Thursday, December 17, 2009

Paper Trail

I’m a paper person. In all senses.

Touch: To crease the spine of a paperback, to dog-ear pages that bear quotes to treasure or references to remember, to fold the newspaper at the breakfast table and prize the kiss of smudged ink left on the fingertips. These, and more, are sensations to savor. They're tactile elements that enhance the reading experience and are lost with the mechanization of words.

Smell: One of the wacky childhood habits that has stuck with me is paper-smelling. There is a running register, ten or so, of standard paper smells.

There's the musty-grandmother's-attic classic literary hardcover. Stick your nose in the binding and inhale; it smells like you've peeled the cracked tape off water-stained cardboard boxes, or shaken out your grandmother's stale, dust-powdered mink.

There's the the sharp, sterile scent of a magazine. Flipping through the pages wafts up the smell of beach-ball-plastic plus floral traces of unstuck perfume samples.

Best-selling fiction novels? Clean wood shavings.

Book of crossword puzzles? Smutty wood shavings.

Library book? Eraser shavings.

Cracking open the spine of a book or re-creasing a brochure flap or pulling a fresh sheet off the printer: these experiences change, for me, when I can't touch the pages, yes, but also when I can't smell them. Every laptop and Kindle and Blackberry screen smells the same. Keith Lubely on the New Yorker's books blog The Book Bench makes this point for me, in quoting John Freeman's book The Tyranny of E-Mail: "Computers have become handier, cuter, some might even say sexier, but they do very little to engage us as physical beings. They have almost no smell; only the most fanatical have tried licking them.” Although, who knows, we may not be far from that.

Apparently there's even some scientific substantiation of the import of book odors. Steve Mersky writes, "[R]esearchers identified 15 organic compounds that made good markers to track the condition of books." See what I'm saying? (Listen to the Scientific American podcast here.)

And, lastly-

Sight: The bookstore is my Canaan. The library is my lunch break refuge. The newsstand is my oasis on a subway-grate-belching, gum-stamped city street. All things paper, great and small, are a source of interest, appealing in any state of mind or physical or temporal setting. Paper, and the visual information it affords us, is the bearer of knowledge, opinion, humor, beauty, hope, despair, enlightenment, provocation. Finding a book of poetry that clutches your heart can usher you through the most trying of times. Sorting through the miscellany that clogs your (snail)mailbox, or comes raining through your front door, might be irking but also validates the fact that you have a roof over your head.

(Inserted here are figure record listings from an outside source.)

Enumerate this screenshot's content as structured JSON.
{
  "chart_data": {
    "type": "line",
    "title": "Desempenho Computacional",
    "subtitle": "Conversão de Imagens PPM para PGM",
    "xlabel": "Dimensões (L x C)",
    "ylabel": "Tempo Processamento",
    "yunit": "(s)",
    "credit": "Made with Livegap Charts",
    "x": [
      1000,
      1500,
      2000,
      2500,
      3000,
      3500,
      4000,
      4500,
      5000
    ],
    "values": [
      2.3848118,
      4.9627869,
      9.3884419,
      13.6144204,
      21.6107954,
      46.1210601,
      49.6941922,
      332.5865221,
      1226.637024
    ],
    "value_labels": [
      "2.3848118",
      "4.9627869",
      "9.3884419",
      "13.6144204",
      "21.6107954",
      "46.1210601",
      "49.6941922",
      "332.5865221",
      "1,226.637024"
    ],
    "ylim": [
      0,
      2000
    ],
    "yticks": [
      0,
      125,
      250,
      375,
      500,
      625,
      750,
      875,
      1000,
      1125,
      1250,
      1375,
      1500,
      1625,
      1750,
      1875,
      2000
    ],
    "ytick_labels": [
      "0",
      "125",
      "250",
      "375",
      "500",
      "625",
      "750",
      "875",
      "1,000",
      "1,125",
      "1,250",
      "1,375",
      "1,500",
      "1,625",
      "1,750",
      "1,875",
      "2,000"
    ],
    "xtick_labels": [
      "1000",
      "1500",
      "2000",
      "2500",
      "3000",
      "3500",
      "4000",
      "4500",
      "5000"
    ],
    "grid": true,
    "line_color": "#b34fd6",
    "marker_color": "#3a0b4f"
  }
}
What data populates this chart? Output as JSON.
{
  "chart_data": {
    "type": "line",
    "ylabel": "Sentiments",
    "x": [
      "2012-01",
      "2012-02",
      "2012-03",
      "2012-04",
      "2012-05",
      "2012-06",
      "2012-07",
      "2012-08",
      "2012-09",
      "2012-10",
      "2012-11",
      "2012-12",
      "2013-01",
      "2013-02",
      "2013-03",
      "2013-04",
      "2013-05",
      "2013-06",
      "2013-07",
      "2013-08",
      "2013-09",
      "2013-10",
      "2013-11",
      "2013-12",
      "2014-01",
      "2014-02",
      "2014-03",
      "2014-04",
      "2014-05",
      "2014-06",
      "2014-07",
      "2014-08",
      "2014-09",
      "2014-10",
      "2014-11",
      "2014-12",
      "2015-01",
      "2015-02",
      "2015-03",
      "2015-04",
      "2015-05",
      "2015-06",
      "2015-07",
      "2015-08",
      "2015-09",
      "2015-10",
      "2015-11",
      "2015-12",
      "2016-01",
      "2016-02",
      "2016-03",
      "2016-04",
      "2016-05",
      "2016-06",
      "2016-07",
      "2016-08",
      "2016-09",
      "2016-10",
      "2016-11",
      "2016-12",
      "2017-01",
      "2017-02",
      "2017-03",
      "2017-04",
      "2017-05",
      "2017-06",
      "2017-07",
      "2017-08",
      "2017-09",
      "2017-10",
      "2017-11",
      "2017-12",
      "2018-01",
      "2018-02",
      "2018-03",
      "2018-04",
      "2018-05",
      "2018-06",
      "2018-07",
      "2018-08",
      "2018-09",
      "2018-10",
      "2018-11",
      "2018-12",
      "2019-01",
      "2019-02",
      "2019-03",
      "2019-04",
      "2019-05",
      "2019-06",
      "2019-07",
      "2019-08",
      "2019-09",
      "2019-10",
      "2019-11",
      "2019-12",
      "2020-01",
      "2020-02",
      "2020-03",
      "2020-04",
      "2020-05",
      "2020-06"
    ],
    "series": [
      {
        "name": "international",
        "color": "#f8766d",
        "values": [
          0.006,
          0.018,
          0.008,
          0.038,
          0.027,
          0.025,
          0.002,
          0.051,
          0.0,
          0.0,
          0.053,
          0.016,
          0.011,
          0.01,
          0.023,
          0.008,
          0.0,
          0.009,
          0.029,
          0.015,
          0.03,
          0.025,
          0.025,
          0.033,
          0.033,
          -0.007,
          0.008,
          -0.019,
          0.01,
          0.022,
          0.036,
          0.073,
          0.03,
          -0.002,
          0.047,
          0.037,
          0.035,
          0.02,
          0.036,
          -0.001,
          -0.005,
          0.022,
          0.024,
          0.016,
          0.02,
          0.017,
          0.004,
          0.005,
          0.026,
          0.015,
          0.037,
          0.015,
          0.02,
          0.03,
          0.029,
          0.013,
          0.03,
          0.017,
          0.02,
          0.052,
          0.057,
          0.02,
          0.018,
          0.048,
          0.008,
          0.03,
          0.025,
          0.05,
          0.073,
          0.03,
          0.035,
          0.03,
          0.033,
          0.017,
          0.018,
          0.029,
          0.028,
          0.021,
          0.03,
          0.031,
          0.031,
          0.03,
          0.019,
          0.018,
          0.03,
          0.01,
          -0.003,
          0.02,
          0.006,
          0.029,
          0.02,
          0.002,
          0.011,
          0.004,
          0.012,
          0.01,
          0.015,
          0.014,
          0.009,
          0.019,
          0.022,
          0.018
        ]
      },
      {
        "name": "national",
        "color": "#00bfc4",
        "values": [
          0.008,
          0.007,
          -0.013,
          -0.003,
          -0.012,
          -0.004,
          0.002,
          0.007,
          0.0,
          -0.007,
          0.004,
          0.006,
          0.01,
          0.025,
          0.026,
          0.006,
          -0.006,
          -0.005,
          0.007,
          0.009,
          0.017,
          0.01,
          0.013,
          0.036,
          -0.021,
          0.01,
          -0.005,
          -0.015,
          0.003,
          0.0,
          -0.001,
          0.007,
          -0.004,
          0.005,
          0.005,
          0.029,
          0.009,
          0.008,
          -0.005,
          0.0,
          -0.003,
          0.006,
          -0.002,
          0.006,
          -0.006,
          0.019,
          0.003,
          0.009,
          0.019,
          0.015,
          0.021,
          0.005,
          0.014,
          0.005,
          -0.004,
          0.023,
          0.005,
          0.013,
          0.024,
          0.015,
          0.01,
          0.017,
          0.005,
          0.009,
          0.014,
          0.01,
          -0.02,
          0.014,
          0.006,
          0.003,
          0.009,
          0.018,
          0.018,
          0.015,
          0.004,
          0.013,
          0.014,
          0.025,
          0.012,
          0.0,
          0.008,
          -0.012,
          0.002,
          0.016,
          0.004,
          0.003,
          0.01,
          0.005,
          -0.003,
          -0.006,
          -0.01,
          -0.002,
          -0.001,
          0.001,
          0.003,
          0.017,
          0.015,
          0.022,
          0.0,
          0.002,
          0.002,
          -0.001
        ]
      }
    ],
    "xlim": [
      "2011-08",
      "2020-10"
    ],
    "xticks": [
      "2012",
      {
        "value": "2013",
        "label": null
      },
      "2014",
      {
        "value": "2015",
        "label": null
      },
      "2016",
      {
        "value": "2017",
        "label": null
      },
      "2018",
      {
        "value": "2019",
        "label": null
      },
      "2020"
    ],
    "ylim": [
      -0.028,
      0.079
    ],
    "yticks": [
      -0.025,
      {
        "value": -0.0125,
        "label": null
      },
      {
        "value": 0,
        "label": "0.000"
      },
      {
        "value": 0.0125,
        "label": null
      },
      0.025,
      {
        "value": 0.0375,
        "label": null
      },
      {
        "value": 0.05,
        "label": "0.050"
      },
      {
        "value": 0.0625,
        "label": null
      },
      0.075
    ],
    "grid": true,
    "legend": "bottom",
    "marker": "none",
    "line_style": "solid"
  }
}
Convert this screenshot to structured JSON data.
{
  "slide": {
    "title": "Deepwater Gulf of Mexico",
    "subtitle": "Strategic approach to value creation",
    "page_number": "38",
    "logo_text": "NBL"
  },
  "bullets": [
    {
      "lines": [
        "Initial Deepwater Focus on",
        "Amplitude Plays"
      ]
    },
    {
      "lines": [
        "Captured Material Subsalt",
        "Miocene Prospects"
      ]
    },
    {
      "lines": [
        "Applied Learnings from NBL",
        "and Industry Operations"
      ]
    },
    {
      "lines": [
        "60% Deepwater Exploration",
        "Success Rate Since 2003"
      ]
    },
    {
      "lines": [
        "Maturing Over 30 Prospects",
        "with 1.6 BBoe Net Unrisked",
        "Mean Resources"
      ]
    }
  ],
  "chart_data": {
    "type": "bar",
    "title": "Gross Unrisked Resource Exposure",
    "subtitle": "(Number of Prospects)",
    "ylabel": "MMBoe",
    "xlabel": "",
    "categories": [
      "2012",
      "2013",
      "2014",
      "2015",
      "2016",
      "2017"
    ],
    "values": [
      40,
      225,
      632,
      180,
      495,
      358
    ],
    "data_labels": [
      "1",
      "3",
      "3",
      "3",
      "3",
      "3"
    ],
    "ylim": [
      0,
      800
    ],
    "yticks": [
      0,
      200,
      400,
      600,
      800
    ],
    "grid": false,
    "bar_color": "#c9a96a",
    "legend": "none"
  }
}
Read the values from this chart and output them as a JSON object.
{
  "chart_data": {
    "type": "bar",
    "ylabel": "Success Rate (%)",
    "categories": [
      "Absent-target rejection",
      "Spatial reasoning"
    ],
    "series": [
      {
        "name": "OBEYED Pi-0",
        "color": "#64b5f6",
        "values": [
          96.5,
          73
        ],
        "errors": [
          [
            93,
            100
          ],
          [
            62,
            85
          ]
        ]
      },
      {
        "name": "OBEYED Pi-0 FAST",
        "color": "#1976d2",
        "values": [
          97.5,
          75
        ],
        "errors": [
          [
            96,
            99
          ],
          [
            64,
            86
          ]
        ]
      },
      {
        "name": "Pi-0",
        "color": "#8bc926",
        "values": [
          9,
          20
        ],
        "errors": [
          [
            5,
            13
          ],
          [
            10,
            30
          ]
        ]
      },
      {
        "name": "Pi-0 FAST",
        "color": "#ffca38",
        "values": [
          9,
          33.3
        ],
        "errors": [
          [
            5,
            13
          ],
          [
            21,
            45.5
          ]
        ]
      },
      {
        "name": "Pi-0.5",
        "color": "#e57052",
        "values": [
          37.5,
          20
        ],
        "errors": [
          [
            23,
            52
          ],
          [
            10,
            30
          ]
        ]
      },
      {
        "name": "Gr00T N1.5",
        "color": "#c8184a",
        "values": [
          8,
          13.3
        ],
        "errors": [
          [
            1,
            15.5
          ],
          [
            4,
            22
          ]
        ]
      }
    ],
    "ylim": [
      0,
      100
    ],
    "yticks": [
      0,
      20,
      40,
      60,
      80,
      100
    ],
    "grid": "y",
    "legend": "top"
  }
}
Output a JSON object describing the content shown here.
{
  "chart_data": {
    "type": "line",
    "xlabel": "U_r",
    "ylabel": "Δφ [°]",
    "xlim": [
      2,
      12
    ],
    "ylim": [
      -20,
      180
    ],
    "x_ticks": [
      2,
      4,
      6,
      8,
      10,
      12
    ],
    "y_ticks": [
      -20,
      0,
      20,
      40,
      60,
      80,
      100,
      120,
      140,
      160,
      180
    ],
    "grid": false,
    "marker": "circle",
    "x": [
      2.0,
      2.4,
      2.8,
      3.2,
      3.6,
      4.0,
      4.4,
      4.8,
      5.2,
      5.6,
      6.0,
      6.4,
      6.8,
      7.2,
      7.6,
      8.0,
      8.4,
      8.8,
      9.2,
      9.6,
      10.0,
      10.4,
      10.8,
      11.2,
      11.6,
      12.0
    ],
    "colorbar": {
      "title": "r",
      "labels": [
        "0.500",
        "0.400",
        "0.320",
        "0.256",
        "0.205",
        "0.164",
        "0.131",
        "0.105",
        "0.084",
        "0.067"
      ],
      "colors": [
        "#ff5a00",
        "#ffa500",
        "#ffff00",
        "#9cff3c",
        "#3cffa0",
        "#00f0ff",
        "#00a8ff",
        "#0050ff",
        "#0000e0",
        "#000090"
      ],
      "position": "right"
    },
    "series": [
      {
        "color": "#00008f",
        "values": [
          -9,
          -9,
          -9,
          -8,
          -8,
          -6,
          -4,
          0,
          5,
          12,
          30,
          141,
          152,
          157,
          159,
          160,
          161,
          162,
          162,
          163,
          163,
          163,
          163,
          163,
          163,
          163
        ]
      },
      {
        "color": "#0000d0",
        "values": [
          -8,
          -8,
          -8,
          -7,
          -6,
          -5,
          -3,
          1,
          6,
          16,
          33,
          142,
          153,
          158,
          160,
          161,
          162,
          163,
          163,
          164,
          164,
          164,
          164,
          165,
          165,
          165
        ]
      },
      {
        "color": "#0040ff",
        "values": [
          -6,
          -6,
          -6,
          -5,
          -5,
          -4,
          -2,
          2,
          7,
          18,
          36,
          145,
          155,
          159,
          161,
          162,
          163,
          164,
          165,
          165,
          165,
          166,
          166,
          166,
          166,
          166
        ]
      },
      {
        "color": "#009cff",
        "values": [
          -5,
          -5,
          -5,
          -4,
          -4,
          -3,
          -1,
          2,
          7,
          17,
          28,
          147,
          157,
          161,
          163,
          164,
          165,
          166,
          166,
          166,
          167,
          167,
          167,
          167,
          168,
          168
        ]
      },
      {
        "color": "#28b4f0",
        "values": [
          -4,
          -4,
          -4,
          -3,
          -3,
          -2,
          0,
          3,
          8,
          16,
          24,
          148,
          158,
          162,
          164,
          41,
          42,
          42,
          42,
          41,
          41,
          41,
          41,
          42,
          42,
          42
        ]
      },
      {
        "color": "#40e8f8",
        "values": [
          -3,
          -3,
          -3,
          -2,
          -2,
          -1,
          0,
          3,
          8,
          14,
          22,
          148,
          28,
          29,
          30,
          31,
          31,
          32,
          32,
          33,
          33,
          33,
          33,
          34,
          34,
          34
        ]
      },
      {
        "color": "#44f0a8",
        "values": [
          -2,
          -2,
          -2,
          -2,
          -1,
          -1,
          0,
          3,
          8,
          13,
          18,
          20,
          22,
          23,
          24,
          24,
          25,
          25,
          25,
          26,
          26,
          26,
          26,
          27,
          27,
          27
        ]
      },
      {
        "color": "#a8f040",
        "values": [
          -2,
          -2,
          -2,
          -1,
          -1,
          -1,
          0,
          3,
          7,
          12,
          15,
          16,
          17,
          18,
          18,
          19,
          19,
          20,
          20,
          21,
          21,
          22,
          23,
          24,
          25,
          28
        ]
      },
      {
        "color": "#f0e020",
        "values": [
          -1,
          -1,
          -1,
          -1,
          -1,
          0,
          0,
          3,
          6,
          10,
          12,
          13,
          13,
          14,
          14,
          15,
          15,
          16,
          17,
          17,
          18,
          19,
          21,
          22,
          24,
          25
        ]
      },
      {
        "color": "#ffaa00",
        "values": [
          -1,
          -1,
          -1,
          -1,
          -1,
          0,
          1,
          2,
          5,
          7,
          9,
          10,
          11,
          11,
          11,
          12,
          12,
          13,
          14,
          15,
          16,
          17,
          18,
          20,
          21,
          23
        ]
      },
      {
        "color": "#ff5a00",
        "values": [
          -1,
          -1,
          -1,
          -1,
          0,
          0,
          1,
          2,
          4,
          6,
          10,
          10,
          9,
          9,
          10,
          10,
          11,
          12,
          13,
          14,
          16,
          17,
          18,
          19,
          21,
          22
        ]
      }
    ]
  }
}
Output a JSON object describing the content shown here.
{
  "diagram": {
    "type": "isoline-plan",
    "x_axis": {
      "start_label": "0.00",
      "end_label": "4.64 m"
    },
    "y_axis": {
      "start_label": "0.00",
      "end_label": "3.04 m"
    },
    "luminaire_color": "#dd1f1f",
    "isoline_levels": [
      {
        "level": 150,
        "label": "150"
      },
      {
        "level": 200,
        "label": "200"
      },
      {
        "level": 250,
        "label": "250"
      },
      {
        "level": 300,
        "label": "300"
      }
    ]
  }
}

The jazzy blurbs on the back of your cereal box help pump oxygen into your veins when there’s no time for a second cup of coffee. The playbill you leaf through while waiting for the house lights to dim stimulates conversation with your neighbor, just passes the downtime or makes you an informed concertgoer.

Whatever the feel, whatever the smell, whatever the look, physical paper matters to me. But maybe more significantly, as I gain my footing in the post-college world, paper offers information, fodder for creativity, inspiration for action. Flyers in my apartment building elevator announcing a holiday dinner, business cards slipped from wallets, the flow chart pinned to my cubicle wall IDing the 22 people whose team I'm now a member of: these paper products are tools to help me build a new adult life for myself. Just like LinkedIn and the Publishers Weekly RSS feed on my Google Reader and my subscription to the Penn Alumni Club listserv.